Lehren aus der EM: Wendige Außenverteidiger und drei Angreifer

Lehren aus der EM: Wendige Außenverteidiger und drei Angreifer
Spieler wie David Alaba gehörten zu den gefragten Typen dieser Europameisterschaft, meint KURIER-Kolumnist Willi Ruttensteiner

Eine Kolumne von Willi Ruttensteiner

Die Studiengruppe der UEFA  hat vor dem Finale   die Ergebnisse und Statistiken reflektiert und ausgewertet. Wie prophezeit, haben die Trainer ab dem Achtelfinale viel höheres Risiko genommen – die Trefferquote hat sich nach 2,6 Toren in der Gruppenphase auf 3,6 im Viertelfinale und drei im Halbfinale gesteigert. 

34 Prozent aller Tore fielen nach Flanken und Eckbällen. Alle Topteams verfügen über offensiv orientierte Außenverteidiger und Flügelspieler. Spinazzola und Alaba wurden dabei als die Prototypen dieses Spielertyps genannt, weiter vorne agierten Chiesa, Insigne, Mertens, Braithwaite, Thorgan Hazard oder Mæhle.
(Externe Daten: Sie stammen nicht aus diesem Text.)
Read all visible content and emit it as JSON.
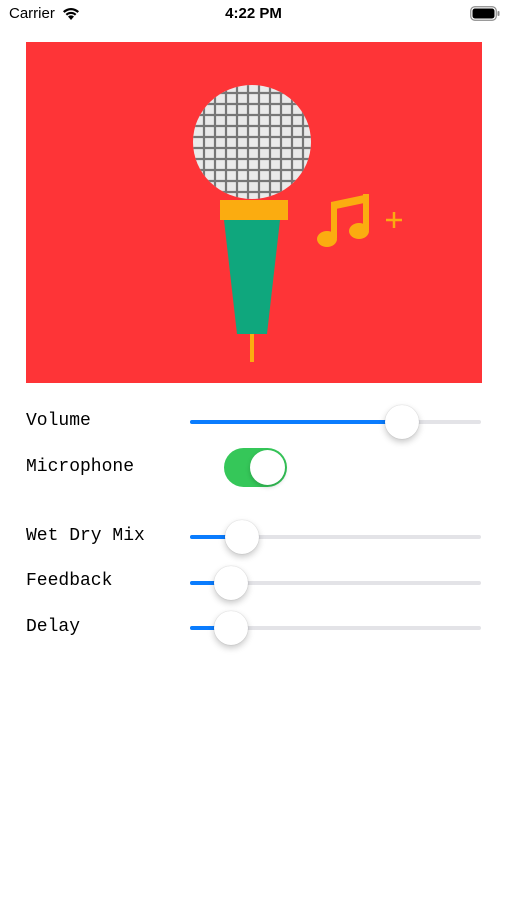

Aber nur 20 Prozent der Treffer  wurden per Kopf erzielt. Überraschend finde ich, dass in 50 Spielen nur ein Tor aus einem direkten Freistoß gefallen ist. 
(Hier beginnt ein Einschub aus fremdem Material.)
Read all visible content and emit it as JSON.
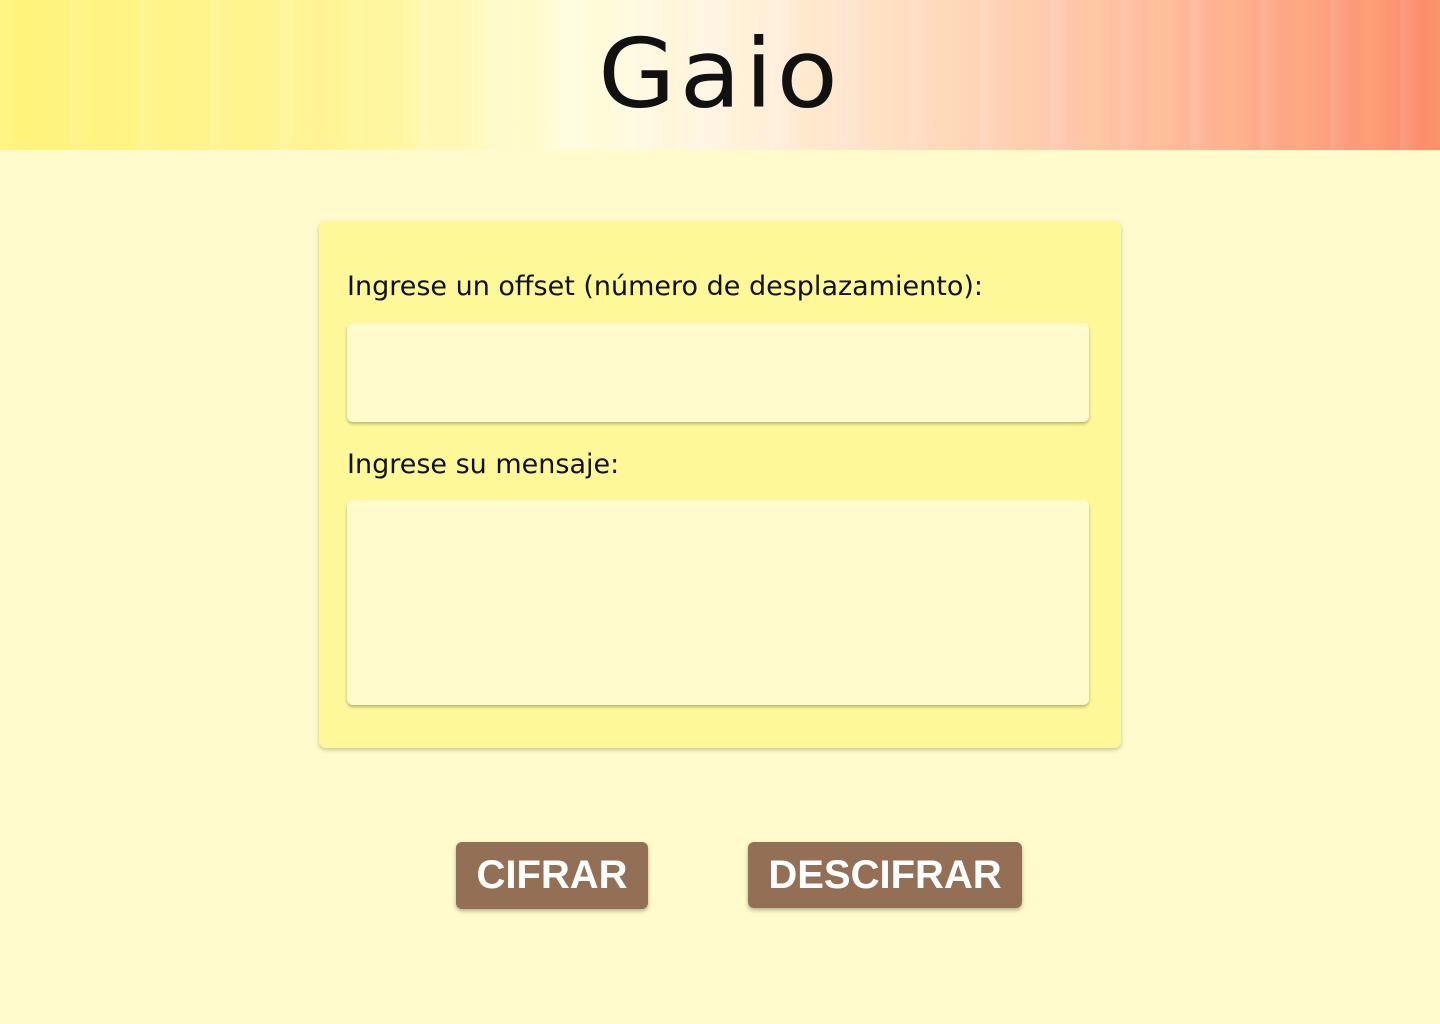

Der Trend geht eindeutig in Richtung drei Angreifer, wie bei den Spaniern mit Torres, Olmo und Oyarzabal oder den Engländern mit Saka, Kane und Sterling. Mit dem Anforderungsprofil: Speed is King. Ohne hohes Tempo sind die oft perfekt verschiebenden Ketten nicht mehr zu überwinden.
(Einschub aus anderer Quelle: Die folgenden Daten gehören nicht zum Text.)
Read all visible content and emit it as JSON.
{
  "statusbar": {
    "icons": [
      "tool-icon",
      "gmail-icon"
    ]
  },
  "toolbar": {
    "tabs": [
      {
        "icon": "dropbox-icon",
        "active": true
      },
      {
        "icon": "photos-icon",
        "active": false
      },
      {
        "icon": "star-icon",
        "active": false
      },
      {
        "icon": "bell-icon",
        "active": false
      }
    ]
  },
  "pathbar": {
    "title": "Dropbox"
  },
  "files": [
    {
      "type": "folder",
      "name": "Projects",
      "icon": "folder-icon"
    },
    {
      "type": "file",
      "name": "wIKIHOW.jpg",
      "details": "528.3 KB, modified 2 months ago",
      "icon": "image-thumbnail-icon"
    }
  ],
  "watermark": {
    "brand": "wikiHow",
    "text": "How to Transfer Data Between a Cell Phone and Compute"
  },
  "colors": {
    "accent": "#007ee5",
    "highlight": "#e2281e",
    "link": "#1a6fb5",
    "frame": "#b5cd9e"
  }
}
Für Italiens Trainerlegende Fabio Capello stand beim UEFA-Meeting fest: Diese EM geht als das Turnier der kleinen, wendigen Dribbler in die Geschichte ein. Elf Eigentore erscheinen als eine fast irreale Zahl, aber es gibt Erklärungen. Durch das hohe Tempo und blitzschnelle Abschlüsse gab es überraschende Richtungswechsel des Balles, einigen Torhütern unterliefen krasse Fehler, der Druck war für überforderte Verteidiger zu groß. 

Auf der falschen Spur

Didier Deschamps und Joachim Löw haben einen Weltmeistertitel geholt, sind aber dennoch mit ihren taktischen Überlegungen auf die falsche Spur abgebogen. Frankreichs Umstellung auf drei Verteidiger ist gegen die Schweiz schiefgegangen. Gareth Southgate hat gegen Deutschland von der Vierer- zur Dreierkette gewechselt, ein  smarter Schachzug, auf den Löw keine Antwort fand. Extrem ausgefeilt waren auch die Varianten von Kasper Hjulmand, der im Achtel- und Viertelfinale die Waliser und Tschechen entzauberte: Der dänische Teamchef stellte plötzlich auf eine Viererkette um, zog Christensen ins Mittelfeld vor und schuf damit die entscheidende Überzahl.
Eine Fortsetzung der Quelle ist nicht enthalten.